Le grand Saint-Eloi,

lui dit, Ô mon roi!

Votre Majesté

est bien essouffleé!

Cest vrai, lui dit le roi,

un lapin courait après moi.

—Es bonito eso —dijo Massiá.

—¿Lo entiende usted? —preguntó el conde a don Polino—. Dice que el rey Dagoberto venía asustado y sofocado porque le seguía un conejo.

—Tiene mucha gracia —repuso don Polino.

Los mozos de escuadra reían socarronamente, y el mendigo Tiburcio había tomado una expresión de cólera y de disgusto.

El conde, con la conversación, pareció olvidar sus penas.

Se le veía alegre con un aire humorístico, espiritual. Para él, en aquel momento, la vida era grata como si estuviera libre.

De pronto el hermano Tiburcio se mostró sombrío y enfurruñado y le dijo al conde con una rabia y una mala intención dañina.

—Tú estás acostumbrado a estrangular a la gente, ¡eh!; pues ahora te van a estrangular a ti, y va a ser pronto, muy pronto.

—¿Qué dice este animal? —preguntó el conde.

Don Polino se indignó por aquella falta de respeto del hermano Tiburcio, que además negaba su vaticinio, y dijo al estudiante:

—No comprendo cómo trae usted a presencia del general a gente tan ruda, tan torpe y tan desvergonzada como este hombre.

—Tú eres un loco, un tonto —gritó el hermano Tiburcio con voz estridente—, y yo me río de ti y de tus palabras.

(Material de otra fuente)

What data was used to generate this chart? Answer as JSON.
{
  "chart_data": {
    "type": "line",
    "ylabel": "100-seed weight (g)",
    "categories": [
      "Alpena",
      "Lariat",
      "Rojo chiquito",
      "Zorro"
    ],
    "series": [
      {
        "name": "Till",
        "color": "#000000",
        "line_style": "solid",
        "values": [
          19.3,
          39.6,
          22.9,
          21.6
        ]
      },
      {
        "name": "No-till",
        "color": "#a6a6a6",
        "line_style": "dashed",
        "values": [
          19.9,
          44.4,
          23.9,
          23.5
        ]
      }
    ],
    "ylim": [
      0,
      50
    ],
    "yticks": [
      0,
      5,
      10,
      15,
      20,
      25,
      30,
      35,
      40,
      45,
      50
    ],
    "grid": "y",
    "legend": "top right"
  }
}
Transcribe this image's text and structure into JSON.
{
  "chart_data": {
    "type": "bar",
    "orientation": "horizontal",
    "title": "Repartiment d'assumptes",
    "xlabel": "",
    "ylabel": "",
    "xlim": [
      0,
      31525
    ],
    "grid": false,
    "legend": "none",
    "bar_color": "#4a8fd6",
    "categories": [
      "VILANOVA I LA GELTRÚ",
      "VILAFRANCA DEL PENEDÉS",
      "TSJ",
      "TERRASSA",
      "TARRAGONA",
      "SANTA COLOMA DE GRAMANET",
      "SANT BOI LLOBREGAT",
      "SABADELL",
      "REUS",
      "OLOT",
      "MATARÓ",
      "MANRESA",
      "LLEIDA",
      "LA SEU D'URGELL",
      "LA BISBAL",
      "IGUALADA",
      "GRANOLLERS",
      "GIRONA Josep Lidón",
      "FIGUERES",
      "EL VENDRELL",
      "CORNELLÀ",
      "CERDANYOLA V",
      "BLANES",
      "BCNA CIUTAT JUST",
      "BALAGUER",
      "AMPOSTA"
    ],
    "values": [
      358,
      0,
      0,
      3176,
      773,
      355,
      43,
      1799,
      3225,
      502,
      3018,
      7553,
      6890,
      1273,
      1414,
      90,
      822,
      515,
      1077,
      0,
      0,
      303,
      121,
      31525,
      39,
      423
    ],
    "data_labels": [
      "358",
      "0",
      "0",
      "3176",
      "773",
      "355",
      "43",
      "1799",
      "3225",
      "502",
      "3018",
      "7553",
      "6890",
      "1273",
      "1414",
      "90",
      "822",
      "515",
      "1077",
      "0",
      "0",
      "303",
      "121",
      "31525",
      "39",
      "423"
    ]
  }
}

Don Polino levantó el bastón y le hubiera dado sobre las costillas al mendigo si el estudiante no se hubiera interpuesto, riéndose.

El hermano Tiburcio se preparó a marcharse y murmuró lleno de rabia:

—Sois todos vosotros perros sarnosos, víboras que hay que aplastar con el pie, peores que los alacranes.

—Sal de aquí, miserable —gritó don Polino.

—Tú eres un diablo con patas de mono y hocico de cerdo. Eres un tonto, un loco, y todo el mundo se ríe de ti.

—Déle usted un estacazo —dijo el conde.

—A ti te darán el estacazo pronto. Antes de nada te estarán comiendo los gusanos. Al marcharse el hermano Tiburcio recitó con ironía:

A Rasquera, mateu frares;

a Miravet, capellans;

a Ginestar non diuen missa

perquè es son molt lliberals.

Salió el mendigo, y poco después don Polino se despidió del general, dándose los dos afectuosamente la mano.

—Oiga usted, estudiante —dijo el general a Massiá—. ¿Cuándo me van a llevar a mí a Andorra?

—Hoy, probablemente. Ya no hay partidas liberales por aquí cerca.

—¿A qué hora vamos a salir?

—De noche, entre nueve y diez. No quieren que le vea a usted nadie.

—Todavía me temen —murmuró el general con cierta petulancia.